We’ve been to this dance so many times since 1994, it’s begun to feel routine. Each time the GOP shuts down the government or takes America to the brink of default, it takes a beating in the polls, losing the public relations battle despite its very best spin doctoring. By the time of the next election, though, voters have moved on to other things.
It happened in 2013, when the Republicans did both in one month and still won big in the 2014 elections. We voters are fickle creatures. It takes something on the order of the Iraq War to make an issue stick long-term, and even then only when it manages to stay in the headlines.
A sabotaged economy certainly would stay relevant, but not the mess that caused it. That would fade into the background against the drumbeat of bad news: return to recession, high unemployment numbers, hemorrhaging retirement accounts and all on Obama’s watch.
Presidents get the blame when the economy turns south, fair or not. Happy voters tend to stick with the status quo; unhappy ones throw the bums out. For Republicans hoping to take back the White House after eight years of Democratic rule, a rocky economy would be just the thing to shore up their electoral bid, especially after a difficult primary).
For a party that has made clear that “the single most important thing we want to achieve” (Mitch McConnell, 2010) is defeating Obama, the political calculus of a bad economy in 2016 is a frighteningly rational option.

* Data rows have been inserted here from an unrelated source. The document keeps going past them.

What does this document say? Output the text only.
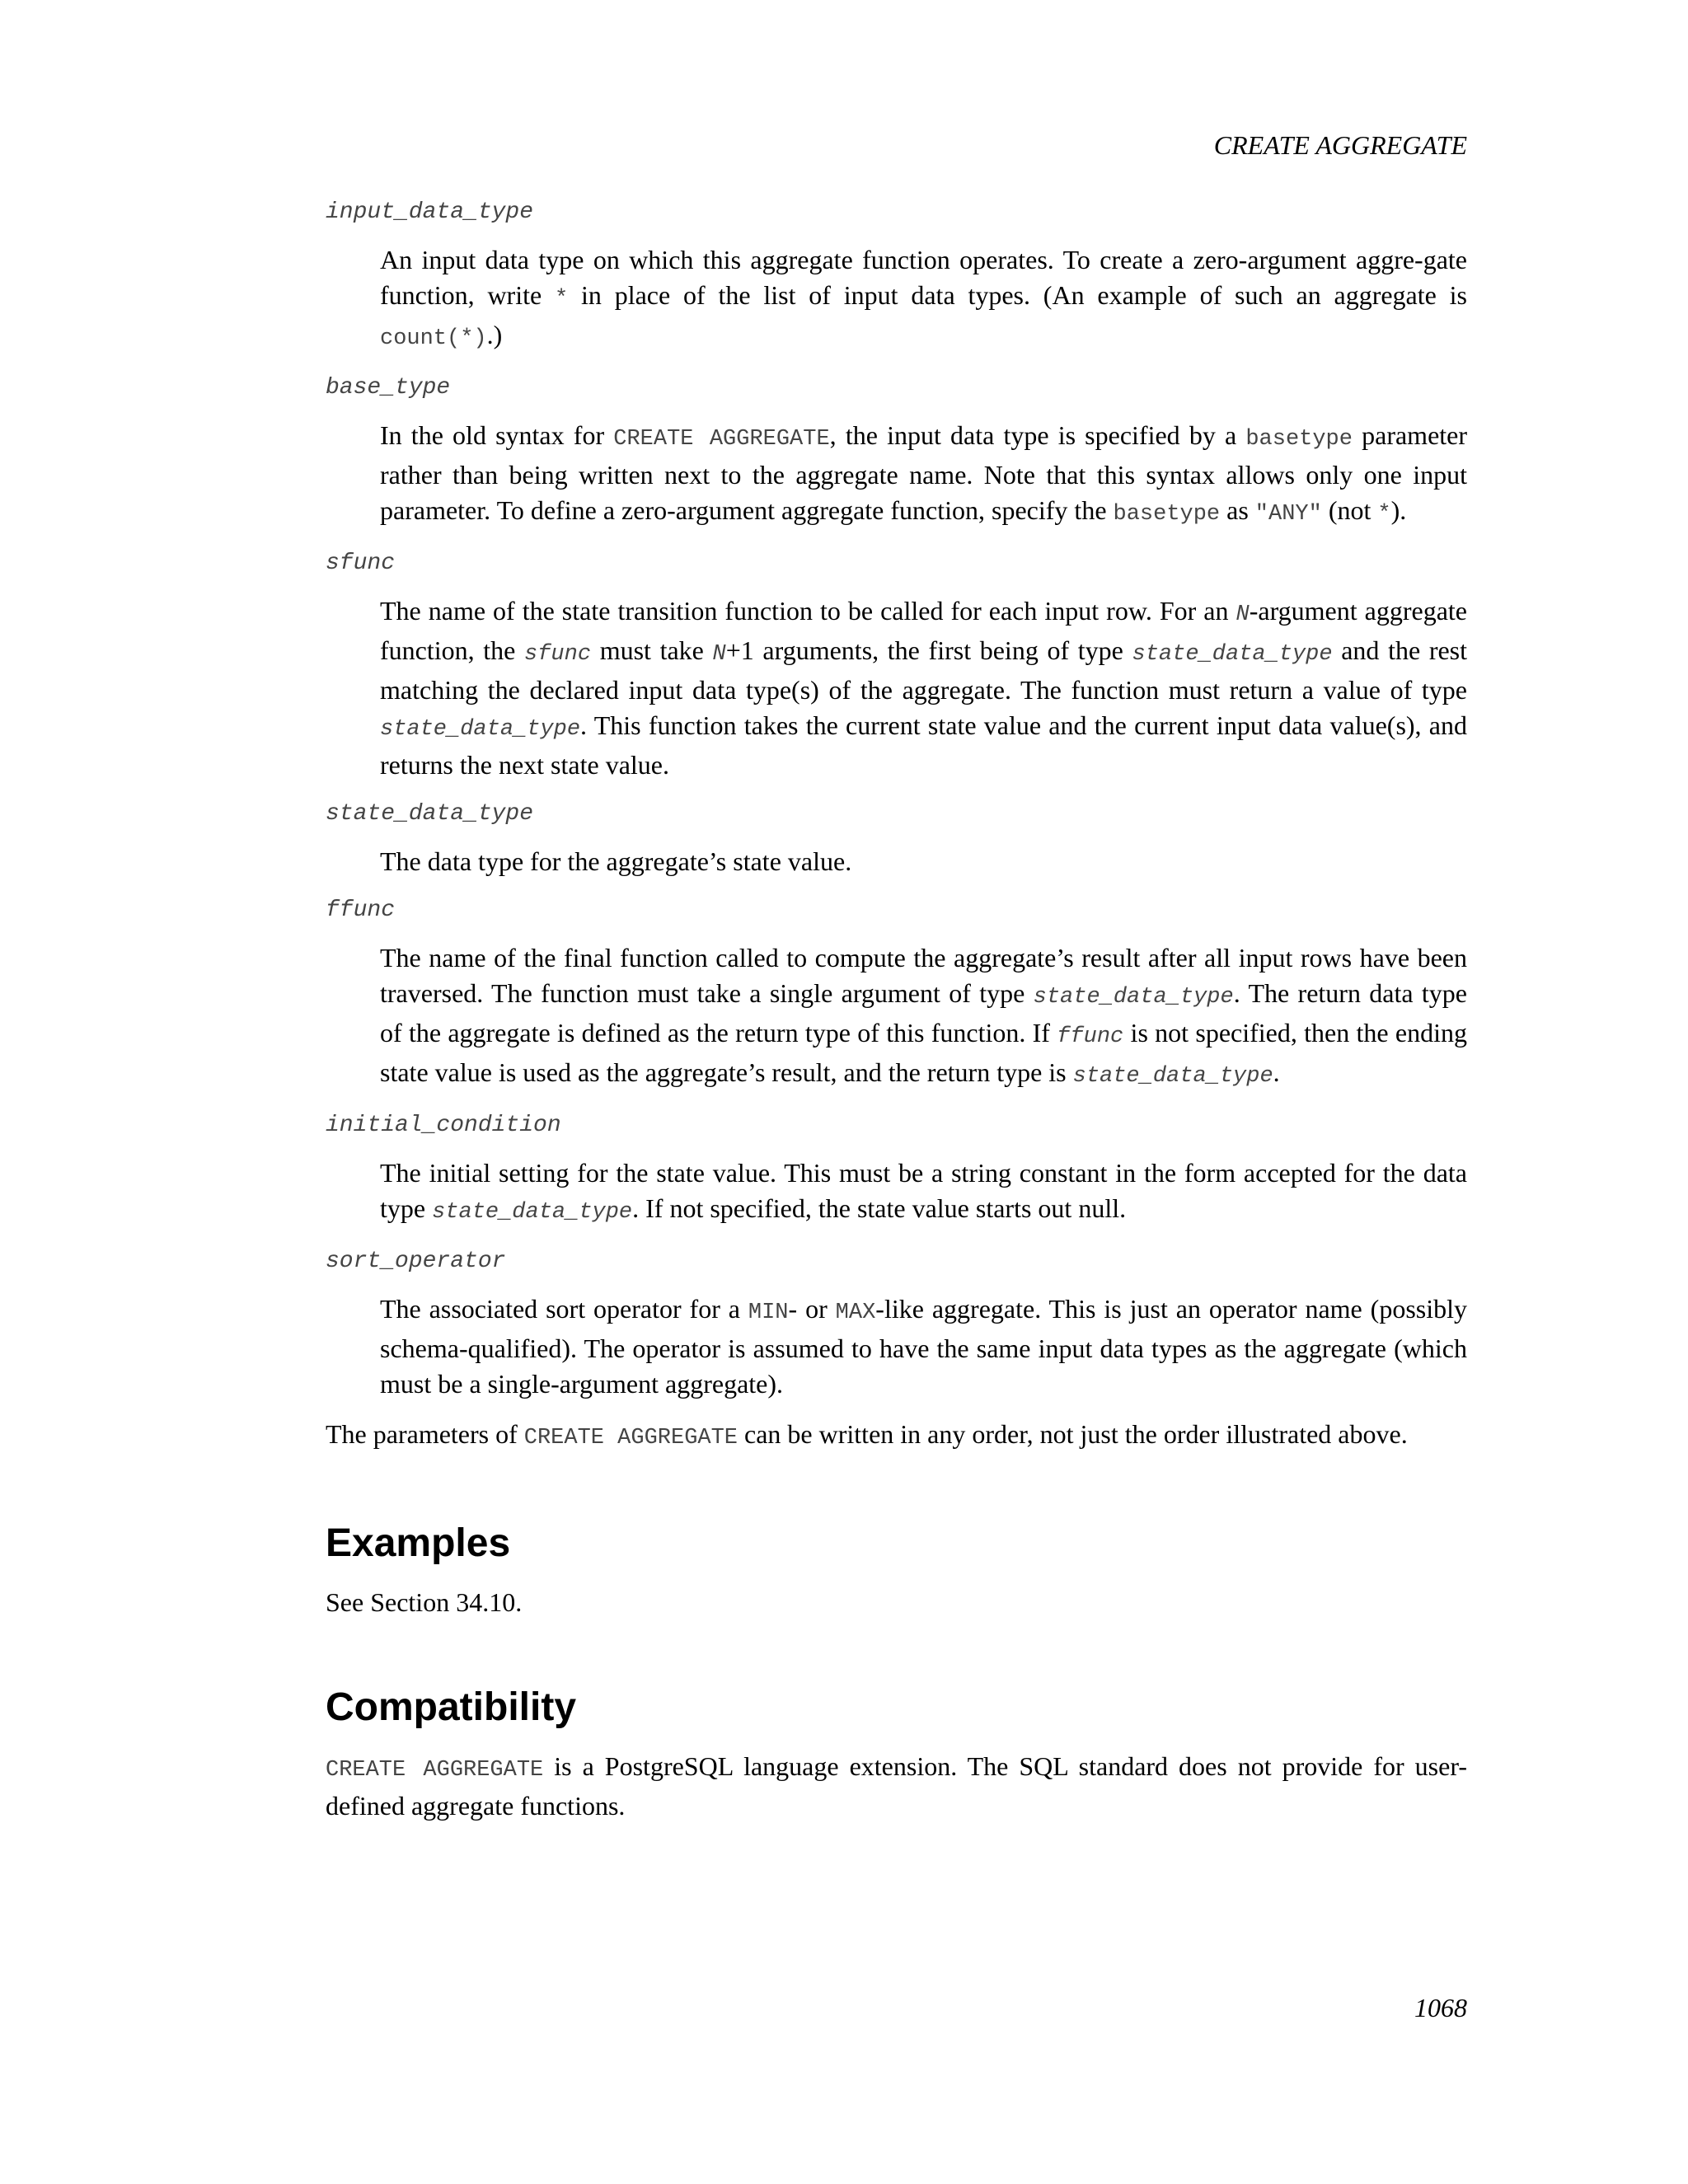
CREATE AGGREGATE
input_data_type

An input data type on which this aggregate function operates. To create a zero-argument aggre-gate function, write * in place of the list of input data types. (An example of such an aggregate is count(*).)

base_type

In the old syntax for CREATE AGGREGATE, the input data type is specified by a basetype parameter rather than being written next to the aggregate name. Note that this syntax allows only one input parameter. To define a zero-argument aggregate function, specify the basetype as "ANY" (not *).

sfunc

The name of the state transition function to be called for each input row. For an N-argument aggregate function, the sfunc must take N+1 arguments, the first being of type state_data_type and the rest matching the declared input data type(s) of the aggregate. The function must return a value of type state_data_type. This function takes the current state value and the current input data value(s), and returns the next state value.

state_data_type

The data type for the aggregate’s state value.

ffunc

The name of the final function called to compute the aggregate’s result after all input rows have been traversed. The function must take a single argument of type state_data_type. The return data type of the aggregate is defined as the return type of this function. If ffunc is not specified, then the ending state value is used as the aggregate’s result, and the return type is state_data_type.

initial_condition

The initial setting for the state value. This must be a string constant in the form accepted for the data type state_data_type. If not specified, the state value starts out null.

sort_operator

The associated sort operator for a MIN- or MAX-like aggregate. This is just an operator name (possibly schema-qualified). The operator is assumed to have the same input data types as the aggregate (which must be a single-argument aggregate).

The parameters of CREATE AGGREGATE can be written in any order, not just the order illustrated above.

Examples

See Section 34.10.

Compatibility

CREATE AGGREGATE is a PostgreSQL language extension. The SQL standard does not provide for user-defined aggregate functions.

1068
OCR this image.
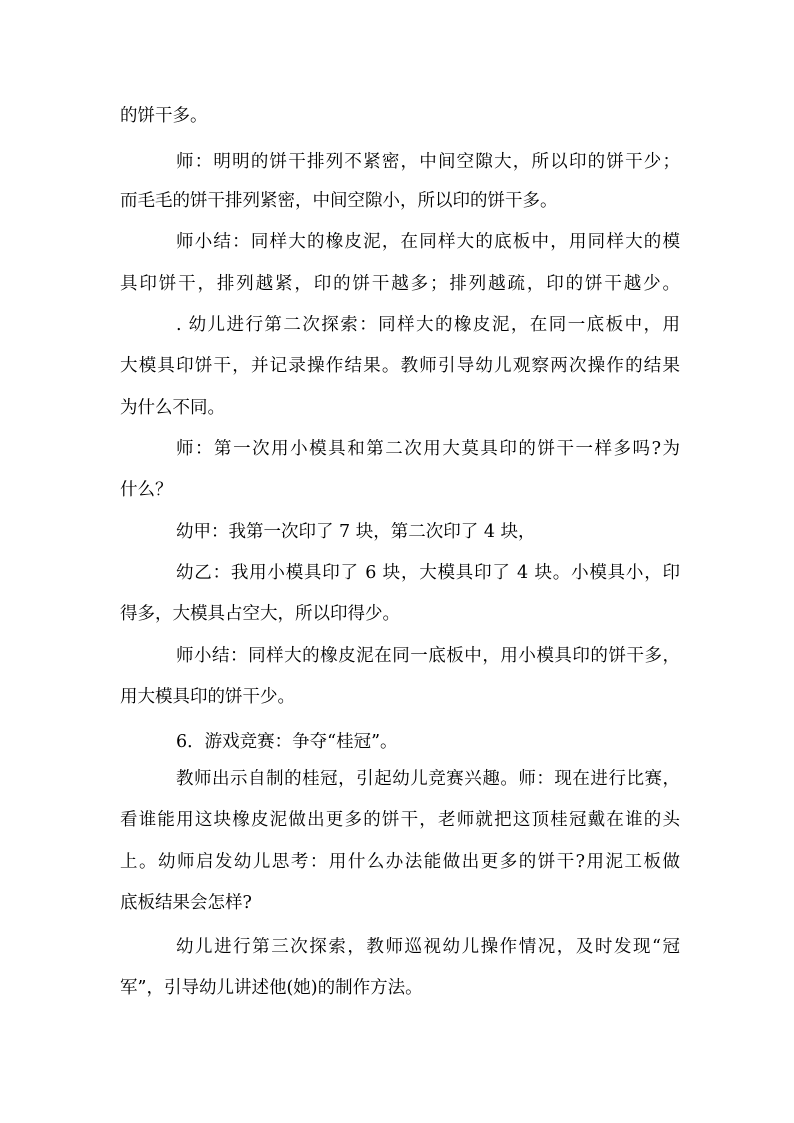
的饼干多。
师：明明的饼干排列不紧密，中间空隙大，所以印的饼干少；
而毛毛的饼干排列紧密，中间空隙小，所以印的饼干多。
师小结：同样大的橡皮泥，在同样大的底板中，用同样大的模
具印饼干，排列越紧，印的饼干越多；排列越疏，印的饼干越少。
. 幼儿进行第二次探索：同样大的橡皮泥，在同一底板中，用
大模具印饼干，并记录操作结果。教师引导幼儿观察两次操作的结果
为什么不同。
师：第一次用小模具和第二次用大莫具印的饼干一样多吗?为
什么？
幼甲：我第一次印了 7 块，第二次印了 4 块，
幼乙：我用小模具印了 6 块，大模具印了 4 块。小模具小，印
得多，大模具占空大，所以印得少。
师小结：同样大的橡皮泥在同一底板中，用小模具印的饼干多，
用大模具印的饼干少。
6．游戏竞赛：争夺“桂冠”。
教师出示自制的桂冠，引起幼儿竞赛兴趣。师：现在进行比赛，
看谁能用这块橡皮泥做出更多的饼干，老师就把这顶桂冠戴在谁的头
上。幼师启发幼儿思考：用什么办法能做出更多的饼干?用泥工板做
底板结果会怎样?
幼儿进行第三次探索，教师巡视幼儿操作情况，及时发现“冠
军”，引导幼儿讲述他(她)的制作方法。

Or maybe not. As Shulman reiterated, voters do properly appoint blame when conservatives shut down the government.
“They can’t win the PR battle,” he said. “If anything happens, the government shuts down or we run out the debt limit, the Republicans get blamed.”
Maybe. But a plan doesn’t need to be foolproof to sound appealing, especially to legislators borderline desperate for the Oval Office. It might reasonably work, and that’s enough to make it a politically rational choice for the opposition.
Like we said, the debt ceiling is back. This time it’s scary.